Rancher gegen US-Regierung: Bewaffnete besetzen Nationalparkverwaltung

Es klingt wie der Plot eines Westerns: Rinderzüchter scheren sich nicht ums Gesetz und greifen zu den Waffen, wenn der Staat doch einmal versucht, seine Autorität durchzusetzen. Diese Geschichte spielt aber Anfang 2016 in Oregon.

Mitglieder einer Bürgerwehr und andere Aktivisten haben aus Protest gegen die US-Regierung das Verwaltungsgebäude eines Naturparks in Oregon besetzt. Die bewaffneten Miliz-Männer wollen dort notfalls "mehrere Jahre" ausharren, wie ihr Anführer Ammon Bundy der Tageszeitung "The Oregonian" sagte. Seinen Angaben zufolge haben etwa 100 Menschen sich ihm angeschlossen. Sie seien bereit, Gewalt anzuwenden, fügte Bundy hinzu.

Über Facebook ermutigte Bundy Gleichgesinnte aus dem ganzen Land, mit ihren Waffen zu der Gruppe zu stoßen. Der örtliche Sheriff rief die Bevölkerung auf, sich von dem Gebäude fernzuhalten.

Entzündet hatte sich der Protest an der Verurteilung von zwei Ranchern zu fünf Jahren Haft wegen Brandstiftung. Den beiden - Vater und Sohn - wurde laut Medienberichten angelastet, auf Land der Bundesregierung ein Feuer gelegt zu haben, um Spuren von Wilderei zu verwischen. Sie sollen sich am Montag im Gefängnis melden. Bundy und seine Anhänger sprechen von "Machtmissbrauch" der Behörden. Sie sagen, die Rancher seien schlicht für ihre Weigerung bestraft worden, ihr Land an die Bundesregierung zu verkaufen.

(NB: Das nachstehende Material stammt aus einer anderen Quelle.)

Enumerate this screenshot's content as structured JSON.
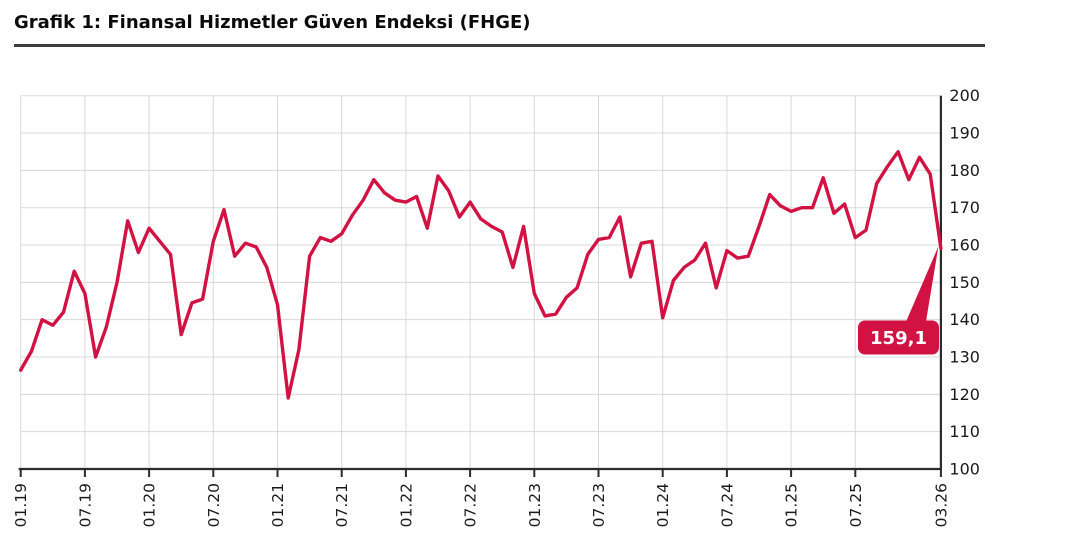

Zunächst protestierten zunächst etwa 300 Milizionäre und Einwohner in der Stadt Burns mit einem Marsch, dann zog eine Gruppe von schätzungsweise mehreren Dutzend Bewaffneten zum Hauptquartier des entlegenen "Malheur National Wildlife Refuge" und besetzte es. Das Verwaltungsgebäude war zu dem Zeitpunkt offenbar menschenleer.  

Bundy sagte in einem Interview mit CNN, die Regierung nehme für sich Land und Ressourcen in Anspruch, die dem Volk gehörten, dieser "Missbrauch" müsse generell aufhören. Es sei Zeit, sich dagegen zu erheben.

Bundy ist der Sohn des radikalen Ranchers Cliven Bundy aus Nevada, der 2014 Schlagzeilen machte: Er stand damals an der Spitze einer Gruppe von mehreren bewaffneten Viehzüchtern, die sich tagelang weigerten, ihre auf Regierungsland grasenden Herden abzuziehen.